Renomada em diversos cantos do Brasil e do mundo por ensolarar a moderna MPB com um trip hop tropical em torno do álbum "Respíre", a cantora e compositora Claudia Dorei retorna ao cenário após três anos de jejum trazendo o dubstep na linha de frente. "One" é o primeiro disco cheio do encontro inquietante de Claudia Dorei e o bass-maker Cavalaska em estúdio. Em paralelo às gravações de um álbum que iria suceder o seu rebento cool, entre outros remixes, Claudia se apaixonou pela bass music e encontrou novas alianças musicais com o produtor Cavalaska, dando luz ao seu lado mais eletrônico, sintético e caótico:
Malika.
O pseudônimo da cantora nasce flertando com os subgraves do dubstep intimista a la James Blake, em momento que a cantora resolve inovar geral em sua discografia. As letras surgem em inglês e o timbre vocal traz forte inspiração em Bjork e CocoRosie. Cavalaska experimenta livremente pelo campo da bass music atemporal com quebradas oriundas do jungle em várias faixas, "Two O'Clock" é das dançantes.
Na
Virada Cultural que acontece neste final de semana, a Malika vai tocar no palco da praça XV de Novembro às 21h no sábado. O show da Malika traz linguagem que mescla artes plásticas e teatro com cenografia e luz exclusivas, em espaço voltado para novidades da MPB.
"Estou bem empolgada e não me sinto na obrigaçåo de conquistar o público da MPB. Sabemos que o som da Malika não se enquadra na cartilha de representantes do Brasil, mas a Malika é isso, ela veio pra quebrar as fronteiras", revela Claudia Dorei em entrevista exclusiva para o Rraurl. Ela afirma que: "muitos apoiaram o album da Malika pelo crowdfunding! Recebo muitos feedbacks positivos pelo facebook, mas sei que tem muita gente esperando a continuação do "Respire".
Outra data de grande importância para o lançamento do álbum "One" está marcada para 15 de Junho no projeto Estéreo MIS, no Museu da Imagem e do Som de São Paulo. Malika vai cantar todo o potencial do álbum com nuances intimistas e minimalistas nos shows que tem ênfase nas performances visuais, ao lado de Cavalaska. Faixas como "One" e "Get It" são destaques ao vivo.

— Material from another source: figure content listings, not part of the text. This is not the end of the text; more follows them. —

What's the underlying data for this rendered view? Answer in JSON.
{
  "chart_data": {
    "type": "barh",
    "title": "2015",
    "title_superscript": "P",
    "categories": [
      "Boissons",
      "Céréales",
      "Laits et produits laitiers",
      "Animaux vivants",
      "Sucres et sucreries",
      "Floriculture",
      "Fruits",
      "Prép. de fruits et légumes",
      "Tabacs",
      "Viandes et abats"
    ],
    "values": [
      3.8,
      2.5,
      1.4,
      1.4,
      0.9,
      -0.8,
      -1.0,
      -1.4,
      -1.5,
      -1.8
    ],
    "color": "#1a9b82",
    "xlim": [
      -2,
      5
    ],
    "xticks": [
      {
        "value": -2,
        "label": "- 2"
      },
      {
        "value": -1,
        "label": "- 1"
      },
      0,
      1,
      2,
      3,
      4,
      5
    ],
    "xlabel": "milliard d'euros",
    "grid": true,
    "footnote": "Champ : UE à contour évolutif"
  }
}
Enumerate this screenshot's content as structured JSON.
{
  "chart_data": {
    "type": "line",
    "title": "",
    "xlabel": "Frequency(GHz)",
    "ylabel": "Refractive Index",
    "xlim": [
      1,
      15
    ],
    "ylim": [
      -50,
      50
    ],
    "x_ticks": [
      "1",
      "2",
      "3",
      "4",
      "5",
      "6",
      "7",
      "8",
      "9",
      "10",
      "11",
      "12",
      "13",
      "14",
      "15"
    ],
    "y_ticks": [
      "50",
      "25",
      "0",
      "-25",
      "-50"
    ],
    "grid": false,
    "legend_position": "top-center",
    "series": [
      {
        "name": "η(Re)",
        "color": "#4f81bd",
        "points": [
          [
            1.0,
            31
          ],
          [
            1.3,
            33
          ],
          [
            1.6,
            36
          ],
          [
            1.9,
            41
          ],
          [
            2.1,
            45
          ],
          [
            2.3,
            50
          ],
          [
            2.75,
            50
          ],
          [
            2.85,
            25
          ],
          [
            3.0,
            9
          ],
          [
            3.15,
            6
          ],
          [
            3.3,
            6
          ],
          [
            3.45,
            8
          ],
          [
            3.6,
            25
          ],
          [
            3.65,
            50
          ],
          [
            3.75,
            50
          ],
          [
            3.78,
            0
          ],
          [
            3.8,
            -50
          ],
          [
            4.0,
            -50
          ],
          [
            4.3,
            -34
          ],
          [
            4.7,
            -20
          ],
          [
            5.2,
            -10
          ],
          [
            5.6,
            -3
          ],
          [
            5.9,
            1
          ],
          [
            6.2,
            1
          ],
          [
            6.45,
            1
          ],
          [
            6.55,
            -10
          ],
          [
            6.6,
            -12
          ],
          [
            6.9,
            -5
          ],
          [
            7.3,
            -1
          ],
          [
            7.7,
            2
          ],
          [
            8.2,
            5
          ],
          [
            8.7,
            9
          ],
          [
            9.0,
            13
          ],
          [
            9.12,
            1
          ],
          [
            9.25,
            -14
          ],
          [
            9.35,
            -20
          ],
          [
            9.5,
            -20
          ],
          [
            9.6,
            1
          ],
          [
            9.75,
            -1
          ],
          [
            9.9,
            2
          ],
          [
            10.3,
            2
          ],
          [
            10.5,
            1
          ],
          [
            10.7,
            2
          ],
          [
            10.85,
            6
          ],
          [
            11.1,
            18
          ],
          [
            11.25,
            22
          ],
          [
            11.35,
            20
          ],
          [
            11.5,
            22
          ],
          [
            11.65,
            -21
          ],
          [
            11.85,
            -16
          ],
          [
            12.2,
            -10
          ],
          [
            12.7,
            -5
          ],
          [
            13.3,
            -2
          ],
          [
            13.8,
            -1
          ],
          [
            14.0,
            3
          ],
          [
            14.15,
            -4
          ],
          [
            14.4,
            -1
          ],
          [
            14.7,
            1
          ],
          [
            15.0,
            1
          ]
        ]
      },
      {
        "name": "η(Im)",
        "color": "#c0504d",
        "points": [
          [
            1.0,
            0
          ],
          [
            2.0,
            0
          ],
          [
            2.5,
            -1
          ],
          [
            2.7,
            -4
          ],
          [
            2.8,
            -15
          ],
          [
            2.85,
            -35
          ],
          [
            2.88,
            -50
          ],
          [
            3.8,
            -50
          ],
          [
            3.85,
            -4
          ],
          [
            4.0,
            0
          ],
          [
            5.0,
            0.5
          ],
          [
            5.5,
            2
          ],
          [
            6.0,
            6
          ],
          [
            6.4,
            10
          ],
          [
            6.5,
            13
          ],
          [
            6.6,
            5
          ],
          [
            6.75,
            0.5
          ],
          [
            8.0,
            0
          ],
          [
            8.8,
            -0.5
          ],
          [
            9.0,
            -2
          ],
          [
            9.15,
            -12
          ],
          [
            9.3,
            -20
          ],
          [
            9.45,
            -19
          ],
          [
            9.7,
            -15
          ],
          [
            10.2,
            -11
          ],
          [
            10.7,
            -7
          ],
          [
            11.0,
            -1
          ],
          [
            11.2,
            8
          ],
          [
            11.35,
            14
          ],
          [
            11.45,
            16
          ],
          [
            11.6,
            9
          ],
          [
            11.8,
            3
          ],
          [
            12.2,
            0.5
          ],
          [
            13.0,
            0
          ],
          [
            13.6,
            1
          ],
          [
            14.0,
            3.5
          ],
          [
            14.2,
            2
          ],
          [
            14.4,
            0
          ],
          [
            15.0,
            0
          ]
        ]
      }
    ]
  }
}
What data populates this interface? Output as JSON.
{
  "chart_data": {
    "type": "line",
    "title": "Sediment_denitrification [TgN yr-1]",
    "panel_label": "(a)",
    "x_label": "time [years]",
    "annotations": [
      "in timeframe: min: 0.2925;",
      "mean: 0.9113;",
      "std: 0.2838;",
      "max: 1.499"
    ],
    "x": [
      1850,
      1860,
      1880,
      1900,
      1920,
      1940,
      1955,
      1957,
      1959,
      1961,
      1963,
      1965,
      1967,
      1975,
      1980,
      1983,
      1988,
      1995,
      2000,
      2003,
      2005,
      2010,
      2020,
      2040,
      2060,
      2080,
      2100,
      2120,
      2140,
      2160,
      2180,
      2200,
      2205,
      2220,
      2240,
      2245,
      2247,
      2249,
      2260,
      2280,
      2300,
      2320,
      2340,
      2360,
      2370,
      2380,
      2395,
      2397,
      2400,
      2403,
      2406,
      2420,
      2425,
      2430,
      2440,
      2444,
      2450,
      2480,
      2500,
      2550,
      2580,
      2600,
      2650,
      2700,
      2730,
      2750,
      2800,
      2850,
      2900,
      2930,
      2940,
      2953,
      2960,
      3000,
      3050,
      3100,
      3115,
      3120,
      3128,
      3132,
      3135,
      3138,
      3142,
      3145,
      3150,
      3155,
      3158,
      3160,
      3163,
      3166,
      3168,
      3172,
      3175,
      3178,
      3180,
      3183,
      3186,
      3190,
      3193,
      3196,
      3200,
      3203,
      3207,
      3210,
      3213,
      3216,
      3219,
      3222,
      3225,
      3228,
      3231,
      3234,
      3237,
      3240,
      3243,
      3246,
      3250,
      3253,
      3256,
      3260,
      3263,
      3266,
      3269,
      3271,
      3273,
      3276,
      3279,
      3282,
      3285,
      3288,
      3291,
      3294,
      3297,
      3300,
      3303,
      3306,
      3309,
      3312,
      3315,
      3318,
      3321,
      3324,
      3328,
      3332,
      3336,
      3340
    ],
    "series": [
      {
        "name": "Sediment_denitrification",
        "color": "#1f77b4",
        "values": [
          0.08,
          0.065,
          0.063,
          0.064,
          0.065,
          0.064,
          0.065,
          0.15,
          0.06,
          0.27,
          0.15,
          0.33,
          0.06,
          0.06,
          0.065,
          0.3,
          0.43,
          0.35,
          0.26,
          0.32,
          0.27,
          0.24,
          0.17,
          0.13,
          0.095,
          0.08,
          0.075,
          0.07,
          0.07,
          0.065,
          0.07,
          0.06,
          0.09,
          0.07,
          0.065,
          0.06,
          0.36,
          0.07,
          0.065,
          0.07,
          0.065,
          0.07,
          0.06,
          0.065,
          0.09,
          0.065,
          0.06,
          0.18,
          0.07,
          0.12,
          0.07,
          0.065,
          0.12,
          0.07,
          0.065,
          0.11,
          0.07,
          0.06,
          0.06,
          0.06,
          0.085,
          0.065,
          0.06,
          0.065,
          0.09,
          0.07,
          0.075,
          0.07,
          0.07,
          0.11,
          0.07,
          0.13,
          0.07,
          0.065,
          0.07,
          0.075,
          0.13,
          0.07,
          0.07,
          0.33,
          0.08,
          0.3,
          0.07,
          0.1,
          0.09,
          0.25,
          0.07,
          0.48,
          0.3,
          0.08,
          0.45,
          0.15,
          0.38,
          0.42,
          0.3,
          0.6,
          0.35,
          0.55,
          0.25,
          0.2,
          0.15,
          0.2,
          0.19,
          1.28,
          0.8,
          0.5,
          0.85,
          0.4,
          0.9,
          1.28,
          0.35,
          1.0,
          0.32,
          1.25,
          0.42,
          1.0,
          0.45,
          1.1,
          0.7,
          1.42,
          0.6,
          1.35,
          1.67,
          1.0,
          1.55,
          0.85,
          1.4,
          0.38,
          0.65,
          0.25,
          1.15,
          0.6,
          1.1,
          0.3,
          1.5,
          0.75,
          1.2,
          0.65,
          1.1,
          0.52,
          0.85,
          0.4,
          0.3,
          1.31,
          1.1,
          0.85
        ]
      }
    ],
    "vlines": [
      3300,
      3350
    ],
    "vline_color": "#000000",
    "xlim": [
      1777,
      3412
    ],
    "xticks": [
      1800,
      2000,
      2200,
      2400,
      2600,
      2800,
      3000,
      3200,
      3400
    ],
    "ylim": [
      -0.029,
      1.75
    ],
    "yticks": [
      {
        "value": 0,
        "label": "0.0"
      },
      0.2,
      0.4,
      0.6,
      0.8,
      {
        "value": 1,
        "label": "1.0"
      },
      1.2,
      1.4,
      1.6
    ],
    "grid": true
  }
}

Os fãs da brasilidade de "Menina" e "Gentileza" podem conhecer e desfrutar da faceta urbanóide de Malika enquanto esperam pelo "lado A" de Dorei. "Vejo que está um pouco confuso pras pessoas porque elas ainda não entenderam que a Malika não anula a Claudia Dorei, apenas deixa ela tirar férias! Mas gostei tanto de cantar desse jeito que me dei a liberdade de guardar a continuação da Claudia Dorei pra 2013".
O tradicional trompete tocado por Claudia Dorei divide o espaço no trabalho de Malika com synths que viajam lindamente entre os pólos do espectro sonoro. O álbum "One" está disponível em streaming e há free downloads no
site oficial aqui.
Malika começou a aparecer no imaginário da compositora quando ela experimentava timbres que só a fonética inglesa poderia acomodar. Quando ouviu a primeira música nessa pegada, achou muito diferente do seu trabalho tradicional. "Ficou nítido que apesar de ser eu, era outra parte de mim. Uma parte menos romântica e mais humanitária, uma parte mais agressiva e revolucionária, então, quis brincar, assim como Fernando Pessoa, em ter outro nome".
Sobre a parceria eletrônica com o produtor que já foi escalado para trabalhar no "Respire 2", ela conta que: "eu e Cavalaska temos quase a mesma idade, então vivemos a cena eletrônica numa mesma época e coincidentemente, amávamos jungle! Então colocamos, quase como que fazendo uma ode ao nossos tempos".